Tyler Jones pleaded his case before the State Board of Embalmers, Funeral Directors and Burial Services on Tuesday morning.
Jones, 25, admitted to four felonies on his record, which include two counts of theft and two counts of breaking or entering.
In 2017, court documents state Jones stole more than $7,000 worth of tools and equipment from a residence in Montgomery county and then tried to pawn it all.
In his hearing before the board on Tuesday, Jones said he was on drugs at the time.
Following his conviction, Jones served nearly a year behind bars, nine months of drug court and was released from probation early.
“Even though I’ve messed up in my past, I’ve moved past everything. I’m a lot better person than I used to be,” Jones told us after his hearing.
State law says to be a licensed funeral director, one must pass a background check. In Jones’ case, his felonies would make that impossible.
However, a waiver from the state board allows anyone to bypass the background check requirement.
“The board tries to take into account the human factors that are involved in these issues,” Bill Booker says.

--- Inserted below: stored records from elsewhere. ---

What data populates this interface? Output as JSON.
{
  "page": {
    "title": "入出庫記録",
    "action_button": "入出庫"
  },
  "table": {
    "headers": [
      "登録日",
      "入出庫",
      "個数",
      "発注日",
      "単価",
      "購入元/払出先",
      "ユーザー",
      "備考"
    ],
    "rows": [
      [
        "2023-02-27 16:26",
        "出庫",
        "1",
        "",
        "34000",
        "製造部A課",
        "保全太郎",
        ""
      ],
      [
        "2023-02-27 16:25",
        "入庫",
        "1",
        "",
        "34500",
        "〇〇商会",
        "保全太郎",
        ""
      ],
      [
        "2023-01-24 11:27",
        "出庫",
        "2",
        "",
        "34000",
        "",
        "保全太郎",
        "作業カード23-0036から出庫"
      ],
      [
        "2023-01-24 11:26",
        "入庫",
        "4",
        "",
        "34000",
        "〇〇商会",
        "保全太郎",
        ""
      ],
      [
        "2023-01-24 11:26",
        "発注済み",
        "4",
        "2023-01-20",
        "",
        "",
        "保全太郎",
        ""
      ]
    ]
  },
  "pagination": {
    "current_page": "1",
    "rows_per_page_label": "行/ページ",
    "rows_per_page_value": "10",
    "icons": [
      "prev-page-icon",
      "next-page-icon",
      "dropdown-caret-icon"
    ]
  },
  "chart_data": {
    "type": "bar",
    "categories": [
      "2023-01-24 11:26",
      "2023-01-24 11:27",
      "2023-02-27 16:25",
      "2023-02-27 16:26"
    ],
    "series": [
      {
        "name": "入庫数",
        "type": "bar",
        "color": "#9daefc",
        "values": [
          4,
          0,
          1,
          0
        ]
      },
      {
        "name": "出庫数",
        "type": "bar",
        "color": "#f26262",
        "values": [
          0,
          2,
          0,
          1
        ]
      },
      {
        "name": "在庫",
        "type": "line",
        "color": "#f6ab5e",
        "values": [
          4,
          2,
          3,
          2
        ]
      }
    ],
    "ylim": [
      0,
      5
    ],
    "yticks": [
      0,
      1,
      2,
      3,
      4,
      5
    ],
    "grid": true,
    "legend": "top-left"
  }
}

Booker is the chairman of the State Board of Embalmers, Funeral Directors and Burial Services.
“It’s very important. We’re trying to balance here the interest of the consumer and the public, of course, with someone’s future career.”
Ultimately, the board granted Jones a waiver.
He will now serve an 18-month apprenticeship and then be allowed to take the exam to earn a license to become a funeral director.
He currently works as an assistant at Cedarvale Funeral Home, which is run by his father, Scott, in Hot Springs Village.
“I’ve learned that even if you really mess up, it’s OK to tell the truth,” Jones says.
“Even though you’re a felon, you can still accomplish anything.”